Heat-induced transformation of nickel-coated polycrystalline diamond film studied in situ by XPS and NEXAFS.

Controlling high-temperature graphitization of diamond surfaces is important for many applications, which require the formation of thin conductive electrodes on dielectric substrates. Transition metal catalysts can facilitate the graphitization process, which depends on the diamond face orientation. In the present work, the role of a nickel coating on the electronic structure and chemical state of graphite layers formed on the surface of a polycrystalline diamond (PCD) film with mixed grain orientation was studied. A synthetic single-crystal diamond (SCD) with a polished (110) face was examined for comparison. The samples were coated with a thin nickel film deposited by thermal evaporation. The graphitization of diamond with and without a nickel coating as a result of high-vacuum annealing at a temperature of about 1100 °C was studied in situ using synchrotron-based X-ray photoelectron spectroscopy (XPS) and near-edge X-ray absorption fine structure (NEXAFS) methods.

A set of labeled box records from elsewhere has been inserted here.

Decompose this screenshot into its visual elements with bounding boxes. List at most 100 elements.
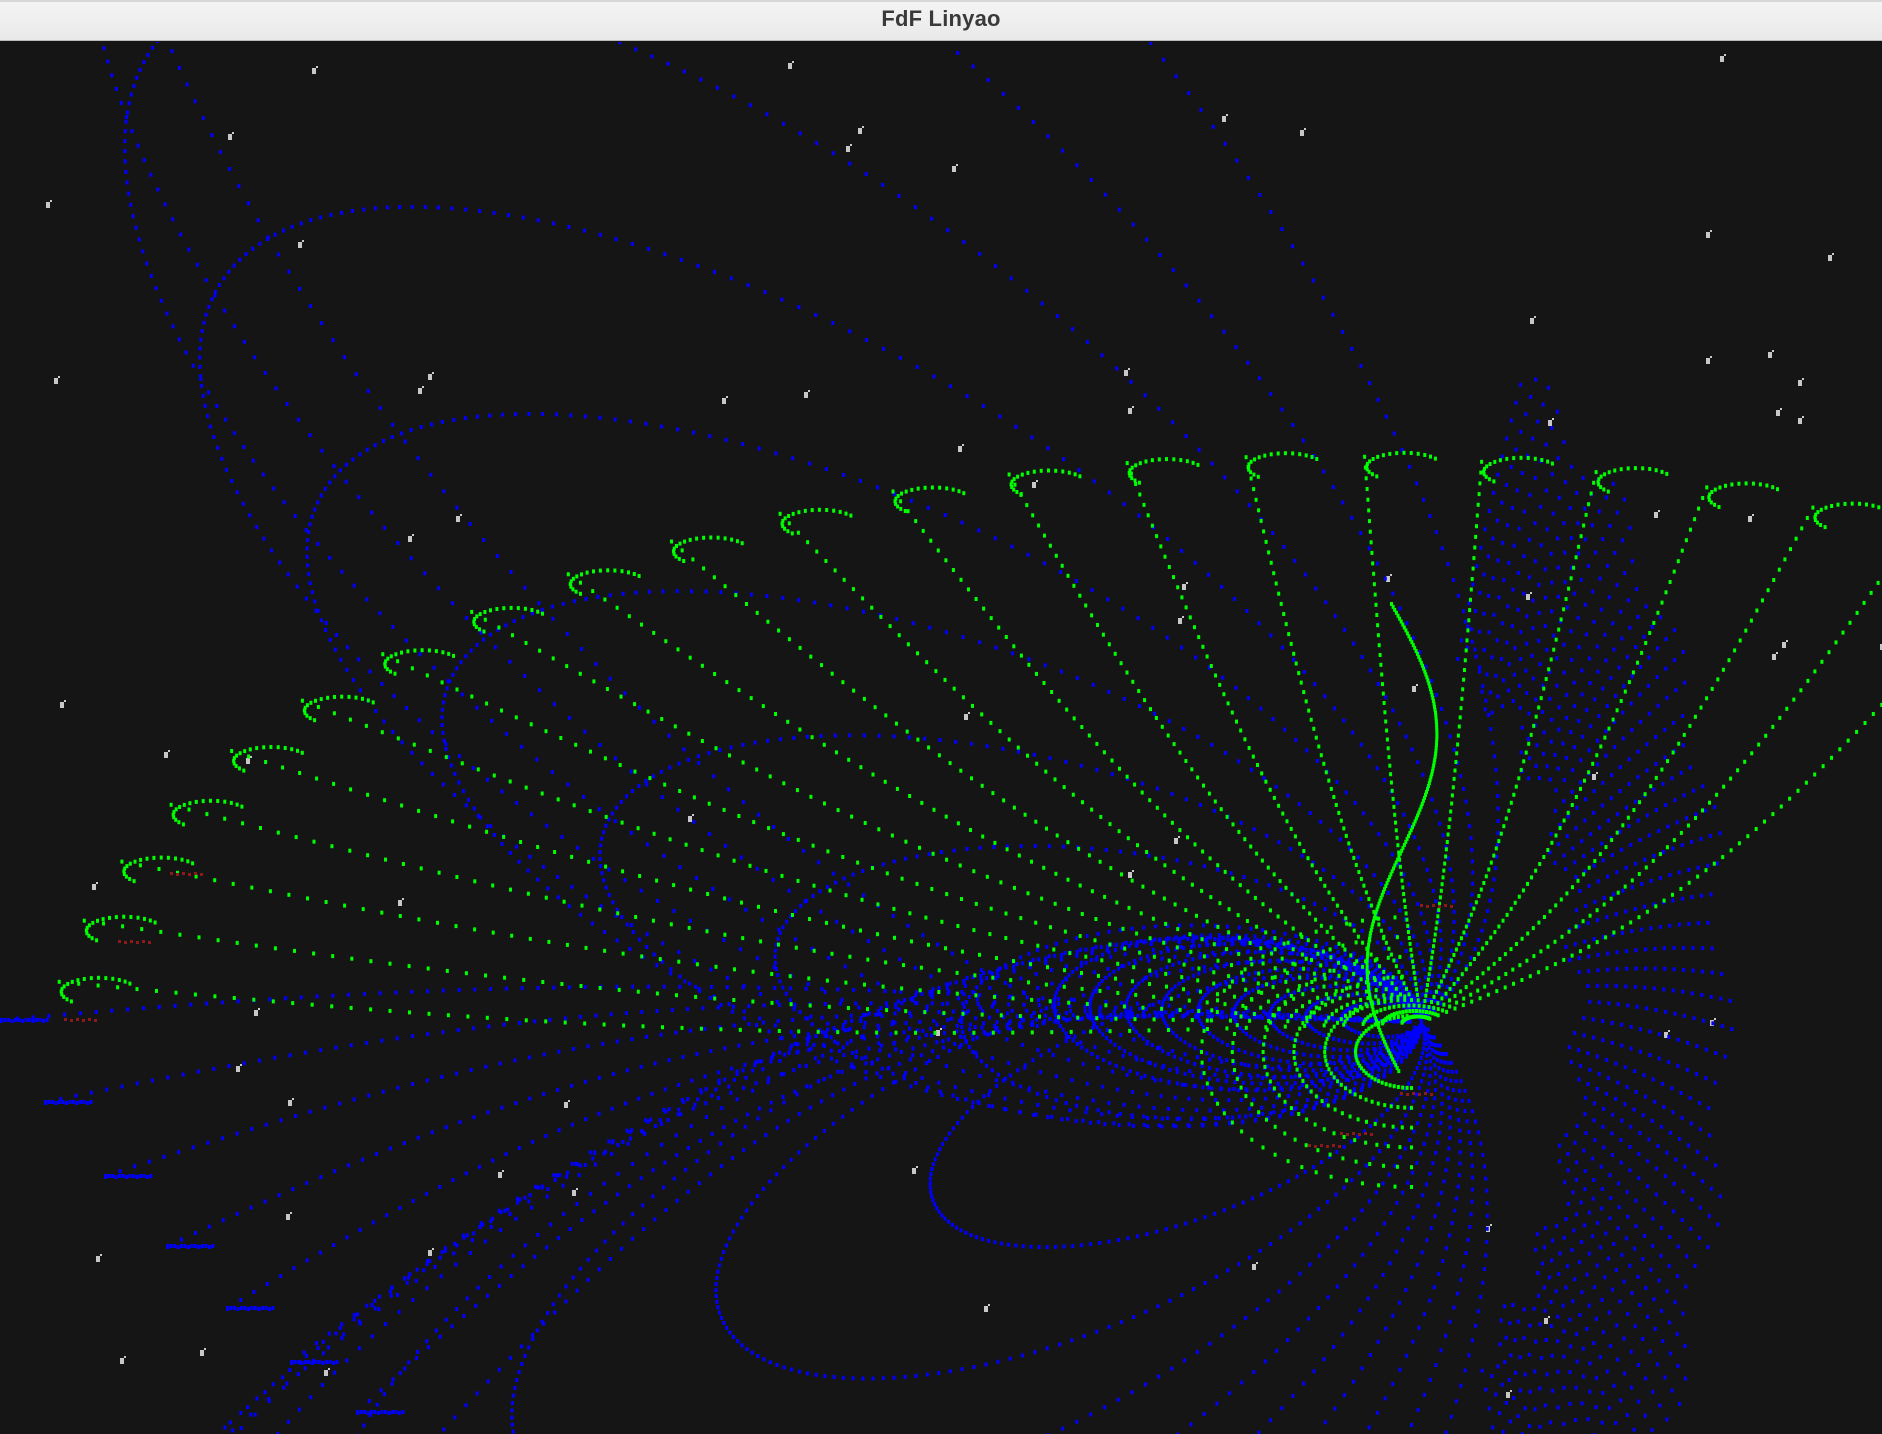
point [149, 172, 153, 177]
point [1360, 1208, 1364, 1213]
point [1488, 898, 1492, 903]
point [1132, 870, 1134, 872]
point [305, 1181, 309, 1186]
point [1723, 1054, 1727, 1059]
point [1633, 1069, 1637, 1074]
point [1545, 647, 1549, 652]
point [1094, 957, 1098, 962]
point [1431, 888, 1435, 893]
point [634, 47, 638, 52]
point [362, 1423, 366, 1428]
point [714, 1087, 718, 1092]
point [316, 1345, 320, 1350]
point [1361, 1252, 1365, 1257]
point [1339, 837, 1342, 842]
point [640, 1010, 644, 1014]
point [246, 201, 250, 206]
point [1487, 509, 1491, 513]
point [96, 1256, 100, 1262]
point [1505, 436, 1509, 441]
point [1556, 1339, 1560, 1344]
point [725, 1325, 729, 1330]
point [1383, 1068, 1387, 1073]
point [125, 180, 129, 185]
point [1123, 1049, 1127, 1054]
point [1556, 536, 1559, 541]
point [722, 398, 726, 404]
point [1034, 972, 1038, 977]
point [1557, 842, 1561, 847]
point [1688, 1095, 1692, 1100]
point [1622, 1336, 1626, 1341]
point [118, 1169, 122, 1174]
point [1593, 1101, 1596, 1106]
point [1618, 829, 1622, 834]
point [1597, 1071, 1601, 1076]
point [556, 1087, 560, 1092]
render-viewport[interactable] [0, 42, 1882, 1434]
point [1315, 1000, 1319, 1005]
point [1618, 1299, 1622, 1304]
point [1239, 1098, 1243, 1102]
point [1247, 972, 1251, 977]
point [832, 1375, 836, 1380]
point [1782, 642, 1786, 648]
window-title: FdF Linyao [881, 6, 1001, 31]
point [1277, 1289, 1281, 1294]
title-bar[interactable]: FdF Linyao [0, 0, 1882, 41]
point [1471, 1175, 1475, 1180]
point [927, 852, 931, 857]
point [608, 593, 612, 598]
point [1581, 1374, 1585, 1379]
point [239, 1411, 243, 1415]
point [1193, 1046, 1197, 1051]
point [1681, 896, 1684, 901]
point [1570, 1248, 1574, 1252]
point [282, 500, 286, 505]
point [631, 1162, 635, 1166]
point [455, 1307, 459, 1312]
point [1200, 1122, 1204, 1127]
point [1150, 941, 1153, 946]
point [1663, 966, 1667, 971]
point [680, 1097, 684, 1102]
point [831, 321, 835, 325]
point [1484, 1253, 1488, 1258]
point [1085, 1081, 1089, 1086]
point [411, 1082, 415, 1087]
point [1061, 148, 1065, 153]
point [1459, 1079, 1463, 1084]
point [1213, 1211, 1217, 1216]
point [398, 900, 402, 906]
point [1457, 1118, 1461, 1122]
point [930, 1167, 934, 1172]
point [1237, 1114, 1241, 1119]
point [1624, 1236, 1628, 1241]
point [710, 1093, 714, 1098]
point [1714, 1051, 1718, 1055]
point [1250, 767, 1253, 772]
point [1505, 640, 1509, 645]
point [1575, 1177, 1578, 1182]
point [358, 688, 362, 693]
point [1092, 479, 1096, 484]
point [410, 1034, 414, 1039]
wireframe-canvas[interactable] [0, 42, 1882, 1434]
point [442, 489, 446, 494]
point [1652, 1297, 1656, 1302]
point [1033, 1350, 1037, 1355]
point [1412, 635, 1416, 640]
point [1200, 1011, 1204, 1016]
point [823, 990, 827, 994]
point [1184, 797, 1188, 802]
point [1592, 1118, 1596, 1123]
point [763, 290, 767, 295]
point [1278, 1113, 1282, 1118]
point [1458, 1128, 1462, 1133]
point [232, 132, 234, 134]
point [652, 952, 656, 957]
point [645, 932, 649, 937]
point [471, 1238, 474, 1243]
point [1021, 961, 1025, 966]
point [906, 923, 910, 928]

XPS data revealed the formation of a thin graphite-like film with low-ordered atomic structure on the surface of the nickel-coated PCD film. The chemical state of sp-hybridized carbon atoms was found to be insensitive to the face orientation of the diamond micro-sized crystallites; however, the layer defectiveness increased in areas with fine-dispersed crystallites. According to NEXAFS and Raman spectroscopy data, the most ordered atomic structure of graphitic layers was obtained by annealing nickel-coated SCD. The angular dependence of NEXAFS C K-edge spectra of nickel-coated (110) face after annealing discovered the vertical orientation of sp-hybridized carbon layers relative to the diamond surface. The observed behavior suggests that sp carbon layers were formed on the diamond surface due to its saturation by released carbon atoms as a result of etching by nickel.